I don’t have all the answers. Not by a long shot. And I’ve certainly got plenty of questions. I will offer some advice my priest gave me regarding this once: not to become zealous. Also, you should know, I have a tendency to be scrupulous so please consider that in regards to what I’ve said. In fact, set what I’ve said aside for a moment and read this piece from the National Catholic Register. It’s a lot more reasonable than my rant. As the author notes “ethical consumerism is a field ripe for scrupulosity, and a miserable, hysterical, paranoid [person] can’t follow her vocation.” So where ever we shop or don’t, whatever we choose to boycott, we shouldn’t make ourselves hysterical.
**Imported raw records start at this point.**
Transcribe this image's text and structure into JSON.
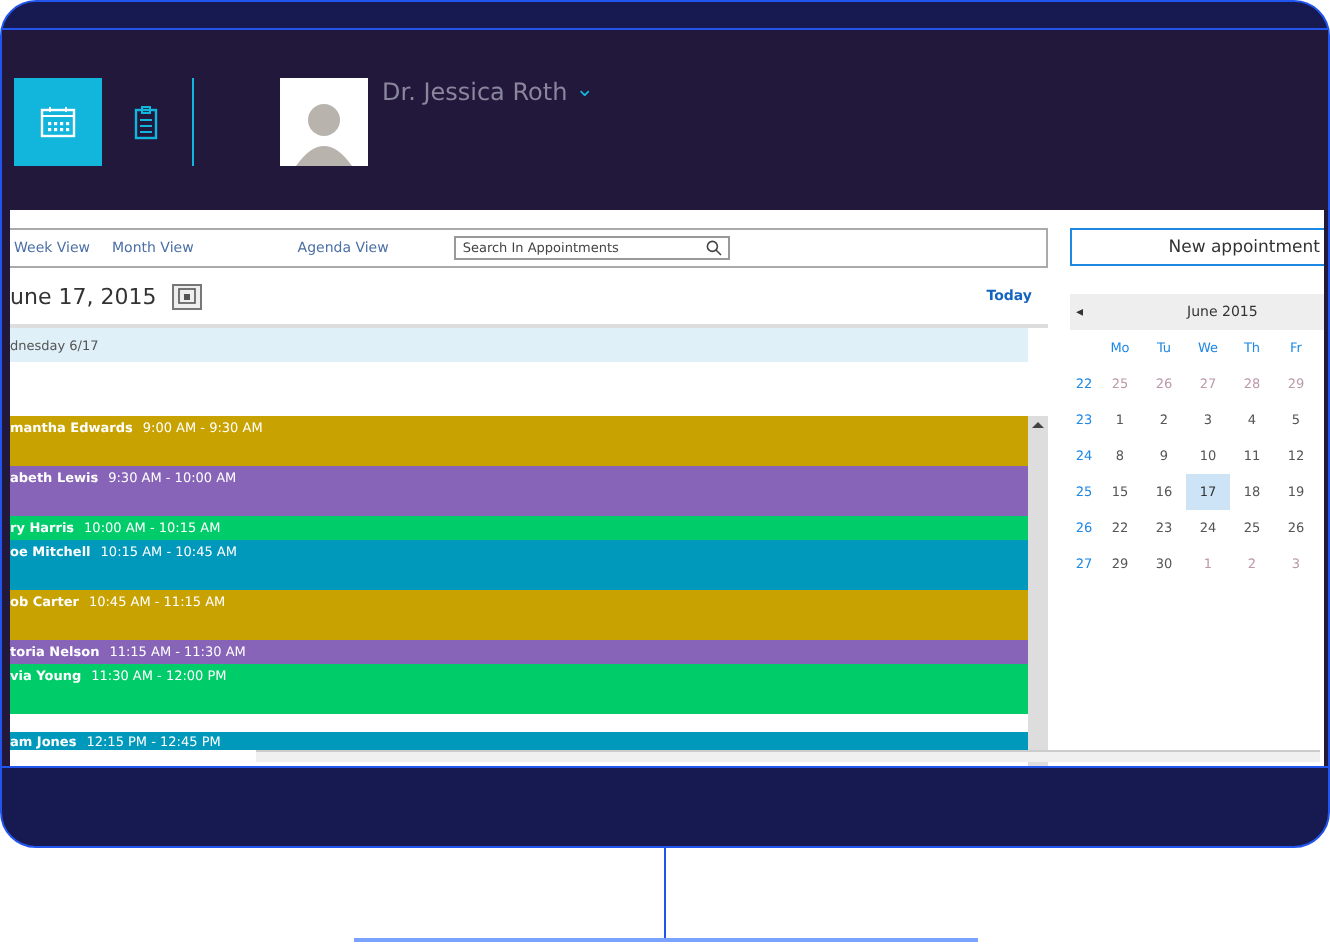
{
  "header": {
    "nav": [
      {
        "kind": "calendar",
        "selected": true
      },
      {
        "kind": "clipboard",
        "selected": false
      }
    ],
    "user": {
      "name": "Dr. Jessica Roth",
      "chevron": "⌄"
    }
  },
  "toolbar": {
    "views": [
      {
        "label": "Week View"
      },
      {
        "label": "Month View"
      },
      {
        "label": "Agenda View"
      }
    ],
    "search": {
      "placeholder": "Search In Appointments"
    }
  },
  "date_bar": {
    "date": "une 17, 2015",
    "today": "Today"
  },
  "day_header": "dnesday 6/17",
  "appointments": [
    {
      "kind": "long",
      "name": "mantha Edwards",
      "time": "9:00 AM - 9:30 AM",
      "color": "#c8a200"
    },
    {
      "kind": "long",
      "name": "abeth Lewis",
      "time": "9:30 AM - 10:00 AM",
      "color": "#8764b8"
    },
    {
      "kind": "short",
      "name": "ry Harris",
      "time": "10:00 AM - 10:15 AM",
      "color": "#00cc6a"
    },
    {
      "kind": "long",
      "name": "oe Mitchell",
      "time": "10:15 AM - 10:45 AM",
      "color": "#0099bc"
    },
    {
      "kind": "long",
      "name": "ob Carter",
      "time": "10:45 AM - 11:15 AM",
      "color": "#c8a200"
    },
    {
      "kind": "short",
      "name": "toria Nelson",
      "time": "11:15 AM - 11:30 AM",
      "color": "#8764b8"
    },
    {
      "kind": "long",
      "name": "via Young",
      "time": "11:30 AM - 12:00 PM",
      "color": "#00cc6a"
    },
    {
      "kind": "gap"
    },
    {
      "kind": "cut",
      "name": "am Jones",
      "time": "12:15 PM - 12:45 PM",
      "color": "#0099bc"
    }
  ],
  "new_appointment": "New appointment",
  "mini_calendar": {
    "prev": "◂",
    "month": "June 2015",
    "weekdays": [
      "Mo",
      "Tu",
      "We",
      "Th",
      "Fr"
    ],
    "weeks": [
      {
        "number": "22",
        "days": [
          {
            "label": "25",
            "other_month": true,
            "selected": false
          },
          {
            "label": "26",
            "other_month": true,
            "selected": false
          },
          {
            "label": "27",
            "other_month": true,
            "selected": false
          },
          {
            "label": "28",
            "other_month": true,
            "selected": false
          },
          {
            "label": "29",
            "other_month": true,
            "selected": false
          }
        ]
      },
      {
        "number": "23",
        "days": [
          {
            "label": "1",
            "other_month": false,
            "selected": false
          },
          {
            "label": "2",
            "other_month": false,
            "selected": false
          },
          {
            "label": "3",
            "other_month": false,
            "selected": false
          },
          {
            "label": "4",
            "other_month": false,
            "selected": false
          },
          {
            "label": "5",
            "other_month": false,
            "selected": false
          }
        ]
      },
      {
        "number": "24",
        "days": [
          {
            "label": "8",
            "other_month": false,
            "selected": false
          },
          {
            "label": "9",
            "other_month": false,
            "selected": false
          },
          {
            "label": "10",
            "other_month": false,
            "selected": false
          },
          {
            "label": "11",
            "other_month": false,
            "selected": false
          },
          {
            "label": "12",
            "other_month": false,
            "selected": false
          }
        ]
      },
      {
        "number": "25",
        "days": [
          {
            "label": "15",
            "other_month": false,
            "selected": false
          },
          {
            "label": "16",
            "other_month": false,
            "selected": false
          },
          {
            "label": "17",
            "other_month": false,
            "selected": true
          },
          {
            "label": "18",
            "other_month": false,
            "selected": false
          },
          {
            "label": "19",
            "other_month": false,
            "selected": false
          }
        ]
      },
      {
        "number": "26",
        "days": [
          {
            "label": "22",
            "other_month": false,
            "selected": false
          },
          {
            "label": "23",
            "other_month": false,
            "selected": false
          },
          {
            "label": "24",
            "other_month": false,
            "selected": false
          },
          {
            "label": "25",
            "other_month": false,
            "selected": false
          },
          {
            "label": "26",
            "other_month": false,
            "selected": false
          }
        ]
      },
      {
        "number": "27",
        "days": [
          {
            "label": "29",
            "other_month": false,
            "selected": false
          },
          {
            "label": "30",
            "other_month": false,
            "selected": false
          },
          {
            "label": "1",
            "other_month": true,
            "selected": false
          },
          {
            "label": "2",
            "other_month": true,
            "selected": false
          },
          {
            "label": "3",
            "other_month": true,
            "selected": false
          }
        ]
      }
    ]
  }
}
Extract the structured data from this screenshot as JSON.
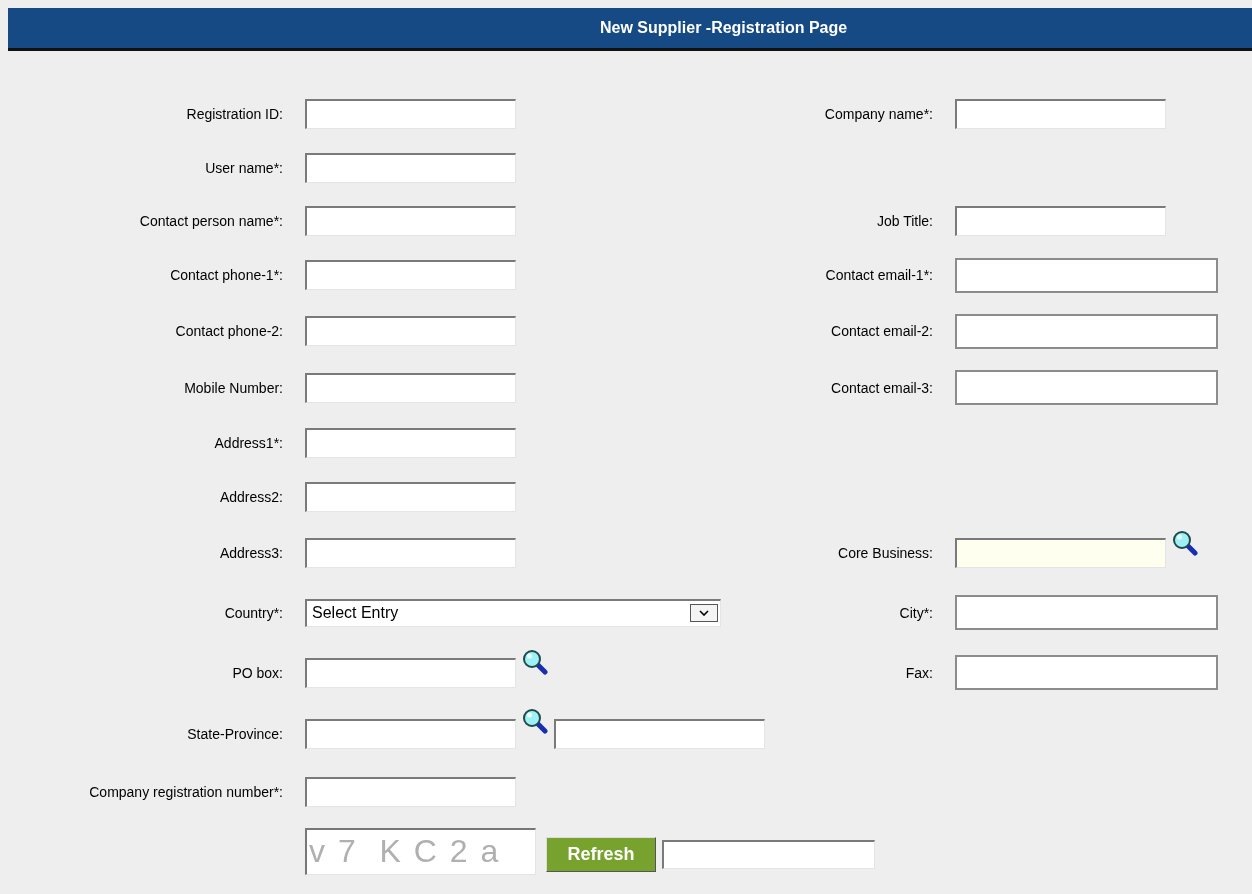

I wish there was a way to wave a magic wand and change the world, to eliminate evil so we don’t have to have these dilemmas. But this is the world we live in. And, as I have been reminded recently, we are called to be in the world though not of the world. I must remember this even though my introverted and contemplative soul can kind of hate the world sometimes. The world is wrong and it’s confused. But this is where God put us, and not so we could run away and go live in a cave surrounded by no one but fellow faithful Catholics (though that sounds pretty amazing). No, we mustn’t turn our back on the world. It needs us because it needs the message we are meant to share with it. We must work to change the minds and hearts of others, while always working on perfecting our own hearts and minds. That is how we change the world…rather than with a magic wand.